Mohanty stated that the security part needs to be looked at with two different viewpoints, of which one from the internal and the other from an external network in terms of cybersecurity. External cybersecurity tends to get compromised more often on account of the network service provider. Most international hotels put three-layered security cover. Most hotels here use Opera or Oracle software which is pretty secure in terms of securing data. There are five to six ways when you can get attacked by a virus which is basically a ransomware, etc. Generally, the IT team is on the top of it to secure the data from a breach.
Bose doesn’t see a big threat when it comes to cybersecurity breach noting that most systems are already in place. “Cyber crimes are being taken care of and that is what will come with years passing, technology will become more and more agile. So we don’t see a big threat on that aspect. Also, we do pilot projects when we are introducing a new technology in the guest’s arena. These projects are done and tested fool-proof and then installed to be accessed by the guests,” he opined. Adding to Varun’s point, Kataria mentioned that an important point to check cybersecurity is training. “The architecture of the software is tested multiple times but it is the human element which is the differentiator. So we have to spend our valuable time training our teams and watching out that they do not access an email unknowingly without realising where it is coming from,” he adds. Vadhera explained that systems are already in place at Hilton that keep their guest’s data out of reach from hackers. “For data security at Hilton, we have our own PMS which is called OnQ. We have all our servers secure; all our PCs are USB blocked, so there is no breach of any data by the staff or guests. To the guest servers, no employee access is allowed, so that is the level where we are going in terms of cybersecurity. Training is important but the task is to teach the staff what not to do,” he stated.
Gupta also spoke about how they prevent a data breach at The Den, Bangalore, “In some instances probably we have stepped back, like for example a lot of mobiles that we use, are without cameras and internet. When it comes to cyber crimes the levels of security, check and data integrity, we actually have international affiliations. GDPR is a big issue today wherein a hotel is not even allowed to store the personal data of the guests after their check out and it gets auto-erased from the systems, which means we have become more or less insulated when it comes to security. ” Dhanabalu informed, “We are moving to cloud-based technogy and are also working on a cloud-based PMS now wherein security is better.”

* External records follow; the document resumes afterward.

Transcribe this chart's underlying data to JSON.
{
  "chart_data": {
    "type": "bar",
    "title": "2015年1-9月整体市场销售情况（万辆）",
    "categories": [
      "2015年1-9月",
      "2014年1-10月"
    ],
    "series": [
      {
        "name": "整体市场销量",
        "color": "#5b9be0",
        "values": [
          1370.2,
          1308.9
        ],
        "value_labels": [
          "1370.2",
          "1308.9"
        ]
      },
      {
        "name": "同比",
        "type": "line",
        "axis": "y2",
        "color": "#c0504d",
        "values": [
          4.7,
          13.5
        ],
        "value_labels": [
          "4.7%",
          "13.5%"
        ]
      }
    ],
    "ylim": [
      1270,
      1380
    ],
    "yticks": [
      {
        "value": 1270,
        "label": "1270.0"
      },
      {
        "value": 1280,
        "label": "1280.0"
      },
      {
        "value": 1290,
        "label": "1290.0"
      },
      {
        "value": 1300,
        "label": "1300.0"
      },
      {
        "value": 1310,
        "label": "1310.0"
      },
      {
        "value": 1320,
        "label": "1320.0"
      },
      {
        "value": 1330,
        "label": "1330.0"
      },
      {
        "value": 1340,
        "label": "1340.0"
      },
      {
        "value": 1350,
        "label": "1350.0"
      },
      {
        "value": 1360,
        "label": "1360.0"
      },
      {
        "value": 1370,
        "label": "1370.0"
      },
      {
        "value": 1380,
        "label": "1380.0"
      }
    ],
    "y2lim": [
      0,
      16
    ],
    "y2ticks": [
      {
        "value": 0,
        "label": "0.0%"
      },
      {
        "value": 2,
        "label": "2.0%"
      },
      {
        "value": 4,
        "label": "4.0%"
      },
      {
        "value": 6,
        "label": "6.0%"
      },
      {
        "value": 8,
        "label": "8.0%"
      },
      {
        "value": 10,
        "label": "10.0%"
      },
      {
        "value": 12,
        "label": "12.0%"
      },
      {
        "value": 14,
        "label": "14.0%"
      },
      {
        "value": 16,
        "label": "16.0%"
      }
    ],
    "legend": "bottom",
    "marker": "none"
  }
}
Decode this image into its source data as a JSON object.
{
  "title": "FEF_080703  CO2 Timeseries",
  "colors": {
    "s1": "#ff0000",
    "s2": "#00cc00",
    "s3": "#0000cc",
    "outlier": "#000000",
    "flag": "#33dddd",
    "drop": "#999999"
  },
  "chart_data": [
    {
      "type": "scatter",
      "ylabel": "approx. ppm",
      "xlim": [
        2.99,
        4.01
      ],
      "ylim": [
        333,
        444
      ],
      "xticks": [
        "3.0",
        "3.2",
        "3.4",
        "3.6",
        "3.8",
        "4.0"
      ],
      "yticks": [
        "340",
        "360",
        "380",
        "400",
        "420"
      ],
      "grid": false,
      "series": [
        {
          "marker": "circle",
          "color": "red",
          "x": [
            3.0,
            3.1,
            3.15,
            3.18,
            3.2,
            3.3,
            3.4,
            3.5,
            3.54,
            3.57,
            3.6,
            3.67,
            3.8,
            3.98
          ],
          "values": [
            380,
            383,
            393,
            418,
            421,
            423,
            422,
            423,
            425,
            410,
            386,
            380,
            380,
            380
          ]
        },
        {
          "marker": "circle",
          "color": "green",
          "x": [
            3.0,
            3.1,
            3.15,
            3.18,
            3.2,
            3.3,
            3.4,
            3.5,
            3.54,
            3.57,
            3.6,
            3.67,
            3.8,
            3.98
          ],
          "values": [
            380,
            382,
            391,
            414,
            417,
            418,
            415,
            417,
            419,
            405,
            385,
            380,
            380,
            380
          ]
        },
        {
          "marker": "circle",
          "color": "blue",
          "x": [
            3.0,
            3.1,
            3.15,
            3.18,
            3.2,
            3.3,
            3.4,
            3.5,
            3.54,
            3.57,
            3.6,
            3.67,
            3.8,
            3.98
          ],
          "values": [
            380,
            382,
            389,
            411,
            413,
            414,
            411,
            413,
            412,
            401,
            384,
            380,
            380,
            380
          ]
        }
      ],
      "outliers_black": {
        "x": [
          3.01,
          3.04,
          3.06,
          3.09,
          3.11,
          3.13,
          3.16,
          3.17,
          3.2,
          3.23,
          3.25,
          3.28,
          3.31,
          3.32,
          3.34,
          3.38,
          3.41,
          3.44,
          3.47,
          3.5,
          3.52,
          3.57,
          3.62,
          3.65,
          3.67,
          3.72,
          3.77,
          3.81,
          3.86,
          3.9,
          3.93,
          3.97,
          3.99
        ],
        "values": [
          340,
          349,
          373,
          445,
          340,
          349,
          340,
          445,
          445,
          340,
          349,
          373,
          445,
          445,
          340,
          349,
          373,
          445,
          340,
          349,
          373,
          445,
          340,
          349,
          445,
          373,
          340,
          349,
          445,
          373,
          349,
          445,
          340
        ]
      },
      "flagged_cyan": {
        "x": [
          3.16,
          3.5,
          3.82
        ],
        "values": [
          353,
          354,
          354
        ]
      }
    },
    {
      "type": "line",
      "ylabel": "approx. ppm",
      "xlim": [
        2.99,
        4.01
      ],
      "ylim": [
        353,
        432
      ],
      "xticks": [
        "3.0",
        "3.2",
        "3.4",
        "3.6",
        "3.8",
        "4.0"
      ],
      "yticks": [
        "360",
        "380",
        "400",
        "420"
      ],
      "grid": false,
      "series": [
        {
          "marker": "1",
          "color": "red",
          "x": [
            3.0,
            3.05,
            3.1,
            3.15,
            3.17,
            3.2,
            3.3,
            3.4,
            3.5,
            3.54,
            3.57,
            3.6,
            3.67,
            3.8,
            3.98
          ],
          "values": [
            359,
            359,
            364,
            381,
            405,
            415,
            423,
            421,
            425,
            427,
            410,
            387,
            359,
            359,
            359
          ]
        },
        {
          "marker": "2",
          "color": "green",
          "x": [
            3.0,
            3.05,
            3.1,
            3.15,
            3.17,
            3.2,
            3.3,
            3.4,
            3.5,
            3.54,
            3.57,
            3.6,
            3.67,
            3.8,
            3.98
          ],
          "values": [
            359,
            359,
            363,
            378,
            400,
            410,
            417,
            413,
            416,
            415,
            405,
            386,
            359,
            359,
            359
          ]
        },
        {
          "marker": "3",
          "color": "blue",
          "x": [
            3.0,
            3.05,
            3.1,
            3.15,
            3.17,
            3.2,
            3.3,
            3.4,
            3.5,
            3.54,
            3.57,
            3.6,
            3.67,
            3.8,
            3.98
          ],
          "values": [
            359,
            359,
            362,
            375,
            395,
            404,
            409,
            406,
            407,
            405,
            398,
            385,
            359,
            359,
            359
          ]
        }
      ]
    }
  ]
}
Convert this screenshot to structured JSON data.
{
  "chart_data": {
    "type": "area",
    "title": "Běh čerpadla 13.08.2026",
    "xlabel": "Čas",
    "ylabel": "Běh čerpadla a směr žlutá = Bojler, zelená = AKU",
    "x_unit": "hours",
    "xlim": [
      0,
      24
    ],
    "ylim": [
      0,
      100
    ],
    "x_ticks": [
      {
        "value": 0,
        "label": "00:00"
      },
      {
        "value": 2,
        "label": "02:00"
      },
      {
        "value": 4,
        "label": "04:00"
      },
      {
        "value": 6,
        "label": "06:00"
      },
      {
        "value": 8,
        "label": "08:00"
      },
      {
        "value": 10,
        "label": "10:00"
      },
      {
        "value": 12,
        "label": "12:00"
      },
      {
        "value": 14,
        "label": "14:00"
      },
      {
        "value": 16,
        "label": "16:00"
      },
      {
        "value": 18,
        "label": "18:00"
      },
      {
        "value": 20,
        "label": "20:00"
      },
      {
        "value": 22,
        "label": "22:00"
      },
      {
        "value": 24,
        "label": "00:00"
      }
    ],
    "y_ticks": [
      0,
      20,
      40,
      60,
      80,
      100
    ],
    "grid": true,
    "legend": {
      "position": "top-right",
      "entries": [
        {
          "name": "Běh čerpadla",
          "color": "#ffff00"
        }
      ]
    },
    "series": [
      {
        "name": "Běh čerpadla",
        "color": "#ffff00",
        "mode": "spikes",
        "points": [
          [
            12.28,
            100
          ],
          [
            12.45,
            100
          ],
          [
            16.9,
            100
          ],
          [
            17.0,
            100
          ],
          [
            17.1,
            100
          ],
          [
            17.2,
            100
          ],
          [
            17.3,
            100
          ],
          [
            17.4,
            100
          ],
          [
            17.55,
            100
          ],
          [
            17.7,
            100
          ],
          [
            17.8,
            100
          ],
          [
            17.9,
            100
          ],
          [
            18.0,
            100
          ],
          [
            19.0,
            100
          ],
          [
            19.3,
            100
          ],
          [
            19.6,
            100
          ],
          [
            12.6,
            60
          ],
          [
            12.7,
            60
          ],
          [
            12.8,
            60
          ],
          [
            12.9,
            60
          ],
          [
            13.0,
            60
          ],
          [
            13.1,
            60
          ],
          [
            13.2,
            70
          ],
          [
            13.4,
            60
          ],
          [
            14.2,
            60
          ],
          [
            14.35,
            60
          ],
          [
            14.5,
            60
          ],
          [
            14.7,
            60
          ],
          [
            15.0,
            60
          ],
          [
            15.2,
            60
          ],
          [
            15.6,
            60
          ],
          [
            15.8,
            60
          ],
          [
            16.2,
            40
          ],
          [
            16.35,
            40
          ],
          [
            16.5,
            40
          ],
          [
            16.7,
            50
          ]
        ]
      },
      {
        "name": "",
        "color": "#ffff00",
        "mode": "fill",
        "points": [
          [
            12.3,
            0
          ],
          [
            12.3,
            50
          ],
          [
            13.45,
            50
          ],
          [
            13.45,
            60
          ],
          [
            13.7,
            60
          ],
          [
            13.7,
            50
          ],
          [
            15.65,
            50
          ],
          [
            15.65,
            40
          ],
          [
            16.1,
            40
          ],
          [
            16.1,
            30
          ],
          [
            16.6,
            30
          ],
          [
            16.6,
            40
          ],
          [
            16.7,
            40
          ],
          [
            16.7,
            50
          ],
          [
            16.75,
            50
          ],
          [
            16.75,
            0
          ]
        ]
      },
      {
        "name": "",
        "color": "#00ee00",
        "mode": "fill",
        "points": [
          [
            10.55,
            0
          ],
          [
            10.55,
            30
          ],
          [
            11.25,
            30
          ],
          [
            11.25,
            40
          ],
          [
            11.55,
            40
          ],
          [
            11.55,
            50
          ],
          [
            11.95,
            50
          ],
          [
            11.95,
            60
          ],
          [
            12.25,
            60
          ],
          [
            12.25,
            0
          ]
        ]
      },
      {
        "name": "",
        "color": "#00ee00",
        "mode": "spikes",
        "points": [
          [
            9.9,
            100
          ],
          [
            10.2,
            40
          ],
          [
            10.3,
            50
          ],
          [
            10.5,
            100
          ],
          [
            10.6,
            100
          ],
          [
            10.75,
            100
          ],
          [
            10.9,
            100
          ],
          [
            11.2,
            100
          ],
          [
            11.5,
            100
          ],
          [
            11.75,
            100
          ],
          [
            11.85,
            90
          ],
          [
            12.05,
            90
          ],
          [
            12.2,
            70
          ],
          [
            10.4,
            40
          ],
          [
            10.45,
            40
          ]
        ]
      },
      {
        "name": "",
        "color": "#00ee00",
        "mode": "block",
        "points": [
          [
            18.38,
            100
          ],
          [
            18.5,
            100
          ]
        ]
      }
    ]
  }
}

It is extremely important to ensure adequate protection systems and to educate and train the staff. “The security of crucial information like passport details and training the staff to check breach of the sensitive data of the guests becomes very important,” reiterated Kidwai. Kuruvilla concluded by saying, “As far as the security of guest data is concerned, masking of the data is done before making it available to the team members. In terms of training, there are dos and don’ts and, there are more don’ts than dos, so we do monitor that. Isolating servers from the firewall is important. which reduces the breach of guest’s consolidated data.”